If it has to be human readable you could still opt for creating your own serialization algorithm. For example you could write down the matrix representation like you would do with any "normal" matrix: just print out the columns and rows, and all the data in it like so:

   1  2  3
1 #t #f #f
2 #f #f #t
3 #f #t #f

(this is a non-optimized, non weighted representation, but can be used for directed graphs)

Answer 5

Typically relationships in XML are shown by the parent/child relationship. XML can handle graph data but not in this manner. To handle graphs in XML you should use the xs:ID and xs:IDREF schema types.

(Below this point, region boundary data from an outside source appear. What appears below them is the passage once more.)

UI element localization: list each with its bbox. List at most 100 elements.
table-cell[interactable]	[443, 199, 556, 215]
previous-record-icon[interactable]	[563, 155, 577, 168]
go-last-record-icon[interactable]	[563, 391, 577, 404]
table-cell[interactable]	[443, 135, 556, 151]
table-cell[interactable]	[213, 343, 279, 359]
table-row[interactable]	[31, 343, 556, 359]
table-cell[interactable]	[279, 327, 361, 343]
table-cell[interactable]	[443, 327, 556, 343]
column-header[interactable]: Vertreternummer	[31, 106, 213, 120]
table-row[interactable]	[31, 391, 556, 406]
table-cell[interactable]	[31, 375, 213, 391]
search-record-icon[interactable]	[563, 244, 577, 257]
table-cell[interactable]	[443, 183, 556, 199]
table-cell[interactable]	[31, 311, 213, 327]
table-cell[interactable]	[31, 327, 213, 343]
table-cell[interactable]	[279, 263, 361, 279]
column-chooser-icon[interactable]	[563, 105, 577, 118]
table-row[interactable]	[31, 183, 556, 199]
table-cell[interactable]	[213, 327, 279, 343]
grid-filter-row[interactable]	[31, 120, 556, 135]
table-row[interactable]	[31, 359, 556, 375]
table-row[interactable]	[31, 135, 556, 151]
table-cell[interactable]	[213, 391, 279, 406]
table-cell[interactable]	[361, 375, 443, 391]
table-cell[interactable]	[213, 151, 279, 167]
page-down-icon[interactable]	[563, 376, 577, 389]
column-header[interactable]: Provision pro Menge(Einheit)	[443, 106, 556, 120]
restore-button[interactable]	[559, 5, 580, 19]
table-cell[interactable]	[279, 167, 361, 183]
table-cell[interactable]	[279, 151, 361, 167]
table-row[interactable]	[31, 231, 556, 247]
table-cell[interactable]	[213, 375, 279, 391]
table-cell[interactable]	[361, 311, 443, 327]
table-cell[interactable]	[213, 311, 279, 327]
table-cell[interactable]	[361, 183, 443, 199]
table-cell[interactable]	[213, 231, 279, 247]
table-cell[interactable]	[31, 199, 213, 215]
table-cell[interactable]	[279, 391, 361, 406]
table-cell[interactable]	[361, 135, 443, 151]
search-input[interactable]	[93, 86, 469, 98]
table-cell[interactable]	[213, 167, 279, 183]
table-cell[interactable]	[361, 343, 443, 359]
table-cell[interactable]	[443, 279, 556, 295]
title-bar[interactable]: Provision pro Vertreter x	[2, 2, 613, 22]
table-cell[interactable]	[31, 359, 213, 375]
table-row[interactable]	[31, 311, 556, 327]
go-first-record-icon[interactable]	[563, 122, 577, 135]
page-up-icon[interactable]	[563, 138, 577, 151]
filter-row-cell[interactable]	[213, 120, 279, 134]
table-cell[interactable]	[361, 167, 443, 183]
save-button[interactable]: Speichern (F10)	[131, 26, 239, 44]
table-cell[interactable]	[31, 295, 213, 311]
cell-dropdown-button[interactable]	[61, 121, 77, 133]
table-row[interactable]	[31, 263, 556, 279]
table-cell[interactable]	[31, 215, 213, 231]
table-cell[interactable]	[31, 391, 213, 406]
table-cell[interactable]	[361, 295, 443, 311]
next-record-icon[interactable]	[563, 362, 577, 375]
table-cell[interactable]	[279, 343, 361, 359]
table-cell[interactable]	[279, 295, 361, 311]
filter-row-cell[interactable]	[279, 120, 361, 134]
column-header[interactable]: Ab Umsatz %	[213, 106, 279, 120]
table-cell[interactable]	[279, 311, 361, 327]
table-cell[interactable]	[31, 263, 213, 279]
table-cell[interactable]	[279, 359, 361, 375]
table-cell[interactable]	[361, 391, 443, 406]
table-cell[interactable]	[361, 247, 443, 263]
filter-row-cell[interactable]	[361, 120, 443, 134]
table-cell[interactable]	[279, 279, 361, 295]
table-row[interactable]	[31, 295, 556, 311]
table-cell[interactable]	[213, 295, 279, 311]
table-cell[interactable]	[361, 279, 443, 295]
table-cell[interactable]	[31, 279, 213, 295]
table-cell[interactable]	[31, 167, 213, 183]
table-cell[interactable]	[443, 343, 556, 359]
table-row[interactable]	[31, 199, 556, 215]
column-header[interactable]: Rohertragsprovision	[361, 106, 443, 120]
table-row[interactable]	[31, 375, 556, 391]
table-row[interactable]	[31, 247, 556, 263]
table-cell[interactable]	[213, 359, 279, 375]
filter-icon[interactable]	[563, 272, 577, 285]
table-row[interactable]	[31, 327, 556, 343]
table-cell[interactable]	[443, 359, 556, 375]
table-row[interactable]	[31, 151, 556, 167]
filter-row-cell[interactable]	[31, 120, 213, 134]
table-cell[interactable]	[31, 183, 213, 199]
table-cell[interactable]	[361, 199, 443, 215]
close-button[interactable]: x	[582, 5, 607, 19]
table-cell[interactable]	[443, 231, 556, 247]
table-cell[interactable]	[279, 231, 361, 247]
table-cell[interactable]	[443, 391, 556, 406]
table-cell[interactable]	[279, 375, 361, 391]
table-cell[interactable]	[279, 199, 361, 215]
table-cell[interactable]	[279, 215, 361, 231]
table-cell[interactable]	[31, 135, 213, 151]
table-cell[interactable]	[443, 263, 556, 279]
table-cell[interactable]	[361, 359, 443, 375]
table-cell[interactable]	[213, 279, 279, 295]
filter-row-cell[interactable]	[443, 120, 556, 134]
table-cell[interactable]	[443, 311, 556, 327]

In an example, assume that node/@id is an xs:ID type and that link/@ref is an xs:IDREF type. The following XML shows the cycle of three nodes 1 -> 2 -> 3 -> 1.

<data>
  <node id="1"> 
    <link ref="2"/>
  </node>
  <node id="2">
    <link ref="3"/>
  </node>
  <node id="3">
    <link ref="1"/>
  </node>
</data>

Many development tools have support for ID and IDREF too. I have used Java's JAXB (Java XML Binding. It supports these through the @XmlID and the @XmlIDREF annotations. You can build your graph using plain Java objects and then use JAXB to handle the actual serialization to XML.

Answer 6

Adjacency lists and adjacency matrices are the two common ways of representing graphs in memory. The first decision you need to make when deciding between these two is what you want to optimize for. Adjacency lists are very fast if you need to, for example, get the list of a vertex's neighbors. On the other hand, if you are doing a lot of testing for edge existence or have a graph representation of a markov chain, then you'd probably favor an adjacency matrix.

The next question you need to consider is how much you need to fit into memory. In most cases, where the number of edges in the graph is much much smaller than the total number of possible edges, an adjacency list is going to be more efficient, since you only need to store the edges that actually exist. A happy medium is to represent the adjacency matrix in compressed sparse row format in which you keep a vector of the non-zero entries from top left to bottom right, a corresponding vector indicating which columns the non-zero entries can be found in, and a third vector indicating the start of each row in the column-entry vector.

[[0.0, 0.0, 0.3, 0.1]
 [0.1, 0.0, 0.0, 0.0]
 [0.0, 0.0, 0.0, 0.0]
 [0.5, 0.2, 0.0, 0.3]]

can be represented as:

vals: [0.3, 0.1, 0.1, 0.5, 0.2, 0.3]
cols: [2,   3,   0,   0,   1,   4]
rows: [0,        2, null,  4]

Compressed sparse row is effectively an adjacency list (the column indices function the same way), but the format lends itself a bit more cleanly to matrix operations.